# Determine the bounding curve of a moving circular sector

analytic geometrycurveseuclidean-geometrygeometryproblem solving

Preamble: Consider the curve $$\mathcal{C}$$ formed by the segments $$CD$$, $$DE$$, $$EB$$ and the arc $$BC$$ presented below:

Next, let $$F$$ be a "perspective" point and $$l$$ a line segment whose other end point is $$A$$. Suppose that we draw similar curves for each point $$T$$on the line segment $$l$$, such that the bottom segment $$DE$$ in the picture is orthogonal to the ray originating from $$F$$ and passing through $$T$$. Below is my best attempt to graph that this looks like at the end points of a segment from $$(0, 0)$$ to $$(2, 0)$$. (N.B., the distances are not exact in the picture, as I don't know how to use GeoGebra well).

Question: I would like to determine the bounding curve for the shape which is obtained by the moving/painting area. That is, what is the minimal curve $$\mathcal{M}$$ which contains all of the "moving" curves $$\mathcal{C}$$?

It is quite clear that portion of the bounding curve are given by the segments $$CD$$, $$DA$$ of the leftmost area, and by the segments $$AE$$, $$EB$$ of the righmost area.
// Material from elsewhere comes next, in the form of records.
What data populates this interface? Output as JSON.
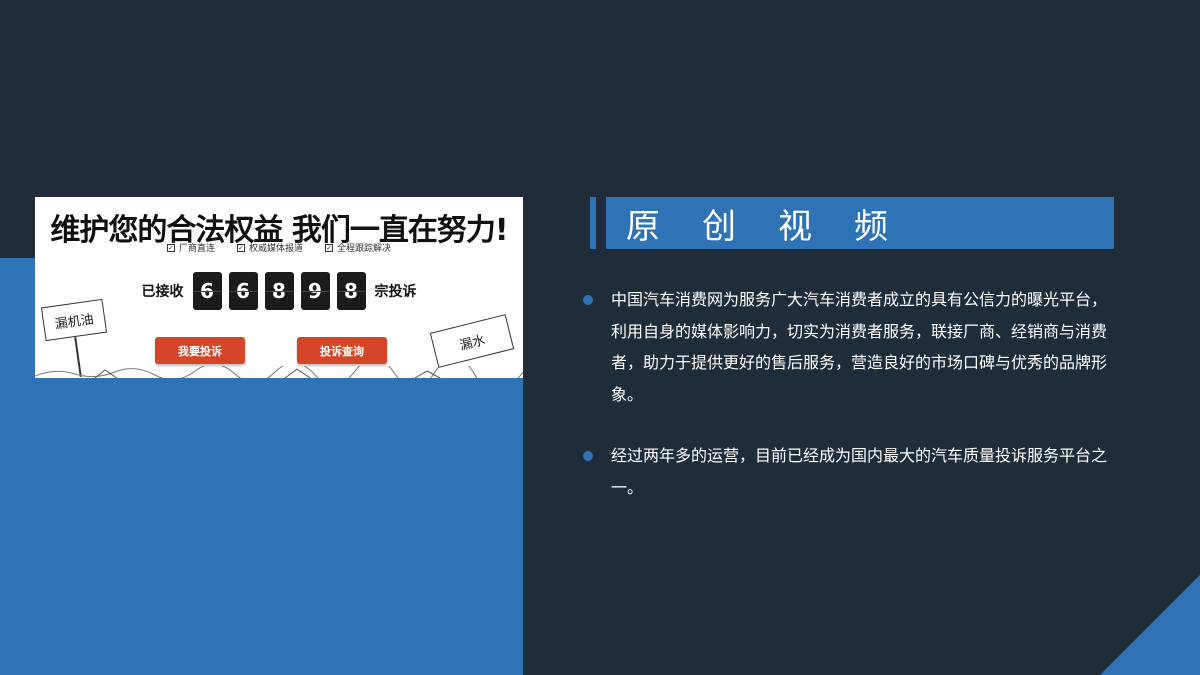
{
  "banner": {
    "headline": "维护您的合法权益   我们一直在努力!",
    "checks": [
      "厂商直连",
      "权威媒体报道",
      "全程跟踪解决"
    ],
    "counter_prefix": "已接收",
    "digits": [
      "6",
      "6",
      "8",
      "9",
      "8"
    ],
    "counter_suffix": "宗投诉",
    "btn_complain": "我要投诉",
    "btn_query": "投诉查询",
    "sign_oil": "漏机油",
    "sign_water": "漏水"
  },
  "section": {
    "title": "原创视频"
  },
  "bullets": [
    "中国汽车消费网为服务广大汽车消费者成立的具有公信力的曝光平台，利用自身的媒体影响力，切实为消费者服务，联接厂商、经销商与消费者，助力于提供更好的售后服务，营造良好的市场口碑与优秀的品牌形象。",
    "经过两年多的运营，目前已经成为国内最大的汽车质量投诉服务平台之一。"
  ],
  "colors": {
    "background": "#1f2d3a",
    "accent_blue": "#2e73b5",
    "button_red": "#d54629"
  }
}
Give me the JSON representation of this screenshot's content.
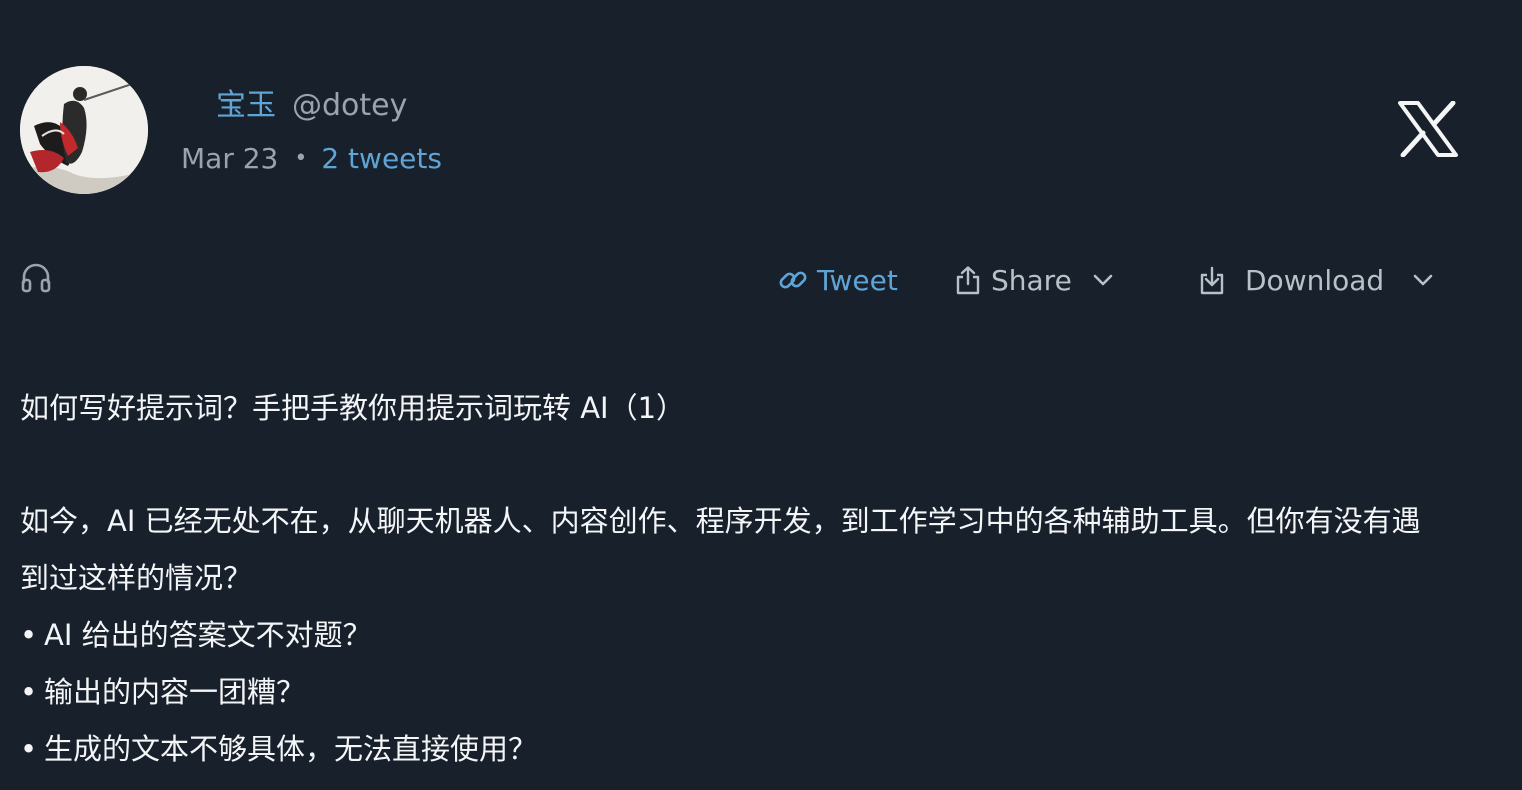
{
  "author": {
    "display_name": "宝玉",
    "handle": "@dotey",
    "avatar_icon": "avatar-ink-painting"
  },
  "meta": {
    "date": "Mar 23",
    "separator": "•",
    "tweet_count": "2 tweets"
  },
  "header": {
    "logo_icon": "x-logo"
  },
  "actions": {
    "listen_icon": "headphones-icon",
    "tweet_label": "Tweet",
    "share_label": "Share",
    "download_label": "Download"
  },
  "post": {
    "title": "如何写好提示词？手把手教你用提示词玩转 AI（1）",
    "intro": "如今，AI 已经无处不在，从聊天机器人、内容创作、程序开发，到工作学习中的各种辅助工具。但你有没有遇到过这样的情况？",
    "bullets": [
      "AI 给出的答案文不对题？",
      "输出的内容一团糟？",
      "生成的文本不够具体，无法直接使用？"
    ]
  },
  "colors": {
    "background": "#17202b",
    "accent": "#60a4d6",
    "muted": "#9aa4ae",
    "text": "#f3f5f7"
  }
}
What I'm struggling with is how to determine the bounding shape of the moving arc given that the line $$l$$ (the line segment which curve $$\mathcal{C}$$ moves along) and the perspective point $$F$$ can be be arbitary?

A point of vocabulary: The generic name of this kind of "bounding curve" is "envelope".

This is not a full answer: it gives, under the parametric representation (1) the biggest part of the equation of the upper envelope.

Take a look at the following picture (obtained with Desmos: you can see an animated version here.

The locus of $$C$$ is the red curve, the locus of $$D$$ is the purple curve.

The parameters are

• the radius $$r$$ of the circular arc,

• the aperture angle $$2a$$ of this arc,

• the ordinate $$b$$ of point $$F$$.

The locus of point $$C$$ is given under the form of parametric equations that can be seen on the upper left of the figure:

$$\begin{cases}x&=&r\cdot\cos\left(\arctan\left(\frac{-b}{t}\right)+a\right)+t\\y&=&r\cdot\sin\left(\arctan\left(\frac{-b}{t}\right)+a\right)\end{cases} \ \text{where} \ t \ \text{is the abscissa or the arc's center}\tag{1}$$

For point $$D$$ change $$a$$ into $$-a$$.

Explanation about the angles found in (1): let $$N$$ be the midpoint of arc $$LM$$. As points $$F,G,N$$ are aligned, if we denote by $$t$$ the abscissa of $$G$$:

$$\text{angle of GN w.r.t.} \ x \ \text{axis} \ = \ \angle AGF = \arctan \frac{AF}{AG}=\arctan \frac{-b}{t}$$

To this angle, we add (resp. subtract) angle $$a$$ in order to obtain point $$M$$ (resp. point $$L$$).

The animation shows that, in the first quadrant, it is essentially this point $$C$$ that governs the "envelope", with an exception around the origin (in the animation here it is the case for $$x<0.5$$).

This disruption, calling a specific analysis, slightly increases when $$a$$ becomes important (say $$>\pi/4$$). The analysis of this exceptional zone looks possible but more complicated...